The human eye can be described as an optical system; The eye focuses and processes incoming light through the lens and the retina .
The pupil, an opening in the ring shaped iris, optimizes retinal illumination. Pupil size is modulated by two factors: by the
level of ambient light, and by arousal. Mydriasis (dilation) occurs in conditions of low light intensity and high arousal and is caused by the dilator pupillae muscle. Miosis (contraction) occurs in illuminated conditions and low arousal and is caused by the sphincter pupillae muscle. Pupil diameter varies from 1 to 8 mm and is largely symmetric between two eyes in healthy individuals .
The measurement of pupil size (or diameter) as a function of time is referred to as pupillometry or pupillography. Pupillometry is often used to evaluate neurological function by measuring the pupil light reflex (PLR), a time-course of pupil size dynamics around brief light stimulation . Pupillometry and PLR are useful for clinical diagnosis
in many medical disorders. For example, pupil functional abnormalities occur in psychiatry, neurodegenerative disorders, drug overdose, and autonomic neuropathies in diabetes.
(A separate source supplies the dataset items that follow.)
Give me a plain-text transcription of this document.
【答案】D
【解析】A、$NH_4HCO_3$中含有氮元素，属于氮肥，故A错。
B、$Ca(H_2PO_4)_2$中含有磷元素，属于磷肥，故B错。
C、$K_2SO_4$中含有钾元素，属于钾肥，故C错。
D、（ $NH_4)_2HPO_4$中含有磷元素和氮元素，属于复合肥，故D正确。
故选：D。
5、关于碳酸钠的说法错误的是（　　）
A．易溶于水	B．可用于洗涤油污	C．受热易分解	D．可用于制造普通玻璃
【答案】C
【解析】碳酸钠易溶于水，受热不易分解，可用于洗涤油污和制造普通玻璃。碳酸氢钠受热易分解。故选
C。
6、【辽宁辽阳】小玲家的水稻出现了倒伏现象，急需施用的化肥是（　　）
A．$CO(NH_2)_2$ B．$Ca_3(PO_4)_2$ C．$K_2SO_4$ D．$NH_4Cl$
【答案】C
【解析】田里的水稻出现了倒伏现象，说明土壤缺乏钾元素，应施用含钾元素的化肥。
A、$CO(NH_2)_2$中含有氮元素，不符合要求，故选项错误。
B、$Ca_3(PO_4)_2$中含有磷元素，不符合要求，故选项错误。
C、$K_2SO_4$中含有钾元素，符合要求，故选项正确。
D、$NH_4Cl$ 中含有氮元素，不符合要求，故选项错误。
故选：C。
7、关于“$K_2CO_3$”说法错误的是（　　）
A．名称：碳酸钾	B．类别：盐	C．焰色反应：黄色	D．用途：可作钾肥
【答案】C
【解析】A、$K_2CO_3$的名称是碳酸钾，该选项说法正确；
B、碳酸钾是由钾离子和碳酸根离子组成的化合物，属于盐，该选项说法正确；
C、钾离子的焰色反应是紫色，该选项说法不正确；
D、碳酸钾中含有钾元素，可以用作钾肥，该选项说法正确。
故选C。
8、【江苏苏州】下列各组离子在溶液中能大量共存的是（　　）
Furthermore, pupillometry can be used to monitor anesthesia depth and analgesia, head injuries, and clinical status following cardiac arrest
The PLR has stereotypical dynamics that allow to readily detect any abnormalities as clinical indications. When light is presented to the eye, the pupil automatically constricts, whereas stimulus termination leads to pupil re-dilation The PLR response is mediated by concerted action of the sympathetic and parasympathetic systems. An important PLR feature for clinical diagnosis is that light stimulation in front of one eye causes a symmetric reaction in both eyes whenever the brain pathway is intact. PLR dynamics follow a pattern consisting of four phases: response latency, maximum
constriction, pupil escape, and re-dilation. When light stimulation is brief, pupil changes are characterized by a sharp, “impulse response”-like profile. Physicians have long recognized the enormous clinical potential of pupillometry in
medicine, and have been checking the pupils of patients with suspected brain injury (e.g. suspected stroke) or impaired consciousness for over 100 years. To detect pain (e.g. during surgery), the pupil is a more sensitive measure than commonly used variables of arterial blood pressure and heart rate, and even EEG. Therefore, pupillometry can
provide a novel, sensitive, and effective measure to address the growing public concern of intraoperative conscious awareness, a topic of increased attention that significantly contributes to PTSD. In the context of traumatic brain injury, pupil size and PLR alterations are correlated with clinical outcomes; therefore, the American Association of
Neurological Surgeons recommend evaluating and documenting PLR in clinical records.
In critically injured patients, anisocoria (pupil asymmetry) indicates neurological dysfunction. A dilated, sluggishly-reactive pupil suggests transtentorial herniation.